I get your advice, I would not want to make h feel guilty that he did not contact me - that was the old me - I also want to know that when he does contact me its because he wants to, not because he feels he has too. I would always wonder which is the case. So no guilt trips.
On another note I kicked s18 and g/friend out NYE, long story but I am fed up with being taken for granted and feeling like a lodger in my own home. Both of them gained part time work and despite many requests for help with rent and bills they always seemed to play the pauper card, so when I came home to find a brand new xbox in my living room that they had brought in the sales it was the last straw. They left, moved into a house share with a friend, s18 did not talk to me for 3 days and then arrived home alone to pick up some of their things and we talked, smoothed things over, I told him I dont ever want him to think he cant come to me for anything and I am always here for him. He replied that he knows that and is sorry he is such a crappy son and treated me so badly especially after everything I have done for him (coming back to NZ to help him out, loaning him money for car, keeping roof over his head and food in the cupboard) and he will come to me if need be, he also said it was the push they needed and they should learn to stand on their own.

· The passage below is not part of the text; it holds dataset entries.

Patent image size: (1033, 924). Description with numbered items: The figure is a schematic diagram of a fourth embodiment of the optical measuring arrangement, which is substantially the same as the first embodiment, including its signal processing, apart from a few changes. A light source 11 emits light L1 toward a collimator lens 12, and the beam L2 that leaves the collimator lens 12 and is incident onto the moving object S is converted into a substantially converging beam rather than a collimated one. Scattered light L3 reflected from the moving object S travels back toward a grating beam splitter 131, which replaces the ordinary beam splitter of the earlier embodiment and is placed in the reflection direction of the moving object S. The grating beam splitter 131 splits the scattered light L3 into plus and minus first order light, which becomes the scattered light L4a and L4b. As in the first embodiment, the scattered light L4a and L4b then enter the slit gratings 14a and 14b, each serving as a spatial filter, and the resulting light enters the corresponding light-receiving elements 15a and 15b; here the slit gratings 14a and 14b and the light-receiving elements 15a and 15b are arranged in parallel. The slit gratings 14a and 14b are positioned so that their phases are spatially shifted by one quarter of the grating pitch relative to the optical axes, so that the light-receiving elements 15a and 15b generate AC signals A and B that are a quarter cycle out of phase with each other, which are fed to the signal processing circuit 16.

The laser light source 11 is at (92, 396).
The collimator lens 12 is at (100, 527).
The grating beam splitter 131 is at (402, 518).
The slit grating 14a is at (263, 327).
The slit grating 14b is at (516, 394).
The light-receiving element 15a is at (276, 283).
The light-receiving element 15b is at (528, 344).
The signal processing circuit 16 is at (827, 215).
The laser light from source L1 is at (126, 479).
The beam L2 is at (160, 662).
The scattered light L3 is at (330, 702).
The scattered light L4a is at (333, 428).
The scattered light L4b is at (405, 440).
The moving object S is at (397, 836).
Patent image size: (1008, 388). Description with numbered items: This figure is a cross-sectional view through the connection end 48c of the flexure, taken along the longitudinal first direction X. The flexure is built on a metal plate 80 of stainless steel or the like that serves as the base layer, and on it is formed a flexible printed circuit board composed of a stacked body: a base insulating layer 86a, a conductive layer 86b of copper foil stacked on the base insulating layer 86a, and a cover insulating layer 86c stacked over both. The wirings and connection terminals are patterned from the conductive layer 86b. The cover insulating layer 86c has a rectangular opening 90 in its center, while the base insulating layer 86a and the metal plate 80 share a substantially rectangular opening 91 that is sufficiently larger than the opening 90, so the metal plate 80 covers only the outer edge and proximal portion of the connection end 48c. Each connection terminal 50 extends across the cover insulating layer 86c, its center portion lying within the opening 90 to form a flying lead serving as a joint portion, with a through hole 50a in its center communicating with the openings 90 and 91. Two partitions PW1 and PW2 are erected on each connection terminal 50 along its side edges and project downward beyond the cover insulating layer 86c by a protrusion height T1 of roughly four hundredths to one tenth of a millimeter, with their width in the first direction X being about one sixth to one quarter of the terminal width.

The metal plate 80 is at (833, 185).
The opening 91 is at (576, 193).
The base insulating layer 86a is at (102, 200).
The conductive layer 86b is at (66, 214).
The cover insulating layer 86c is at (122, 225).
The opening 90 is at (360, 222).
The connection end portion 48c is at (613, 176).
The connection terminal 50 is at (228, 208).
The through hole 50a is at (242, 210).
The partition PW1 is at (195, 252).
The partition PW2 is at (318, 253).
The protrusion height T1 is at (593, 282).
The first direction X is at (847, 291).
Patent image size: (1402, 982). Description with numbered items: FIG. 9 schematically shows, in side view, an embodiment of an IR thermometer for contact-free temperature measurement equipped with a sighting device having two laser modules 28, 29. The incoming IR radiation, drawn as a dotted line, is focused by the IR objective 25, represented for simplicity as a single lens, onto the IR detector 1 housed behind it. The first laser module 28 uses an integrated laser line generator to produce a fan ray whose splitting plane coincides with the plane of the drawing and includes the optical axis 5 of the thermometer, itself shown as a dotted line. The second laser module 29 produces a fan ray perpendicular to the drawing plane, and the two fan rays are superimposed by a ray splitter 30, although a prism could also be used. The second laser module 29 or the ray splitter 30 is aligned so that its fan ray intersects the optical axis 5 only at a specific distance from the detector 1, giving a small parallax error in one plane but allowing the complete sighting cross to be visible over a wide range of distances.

In the past (pre bd) I would have contacted h and blasted him with it all, make him feel guilty he is not here to help me (he was away a lot with work), he would have felt helpless and really bad that he was not at home. But this time, even though we are on friendly terms and co parenting, I have not let him know about what has happened and have asked s18 to not tell him until he is back from his holiday. I see that what I was doing pre bd was unfair on h, he couldn't do anything, only listen to an upset wife and feel helpless. I have dealt with it and it has turned out fine so no need to involve h at all.
I see now that I am able to take control of a situation, the world does not come to an end and I can cope with things on my own. To make h feel bad was unfair and so wrong of me. Its a good change in me.
Work wise; its tough. This week I have been playing catch up from NY onslaught of shoppers, but as always I have managed it. I have a trainee this week, she is my new support person that will cover my days off. She is not the candidate I choose, I am finding it challenging trying to teach someone who just does not "get it", but my new patience and perseverance skills that I am gaining through this MLC journey are helping me stay calm with her. Next week I am giving her a shift to run, so she will either sink or swim - The downside to all these changes is that management have been so impressed by how my dept coped with Christmas (apparently its the best for many years) that they feel I am more than capable of taking on some more responsibilities so with my new hours comes new tasks - I wonder if they are seeing how far they can push me before I break !! I will of course achieve them, failing is not a word I use often. I also look at it as more for my cv and that I don't intend being in the job this time next year so all this is for me is experience and a good reference.
Sotto - you asked me about GAL. That is on the backburner, it takes my two days off to recover from work, I am generally in considerable pain by the end of the week so its mostly relaxing, a walk on a beach and my grocery shop. I know that needs to change, h will become to much of a focus for me if I dont. My new hours/days no longer fit with g/friends so I really need to come up with something. I have booked time off end of Feb (unfortunately unpaid as I have used all my holidays, which means I now have to save over the next 6 weeks to make up the lost wage - no worries, just wont eat ha ha) I am going on a road trip with my AirForce Sisters (4 airforce wives ....only I am no longer airforce, but once sisters, always sisters), a week of laughing, wine and fun. I am very much looking forward to it, although I do struggle with being the only single one and listen to their "couple" stories, I also am funding this trip solo so they have good income to splash and I have to be careful - they are generally understanding, but do tend to forget and I find it hard to have to remind them as its a reminder for me too.
I finally made my cushion covers the other day, I bought the material and sewing machine way back last year !! They look great so am now thinking about my next project.
Anyway, thank you for your support and advice, I have taken it on board and know that this lack of attention, whilst hard on me, should not be taken as personal, its just h not being able to cope with more than one thing at a time. Next it will be the car !!! Sigh lol.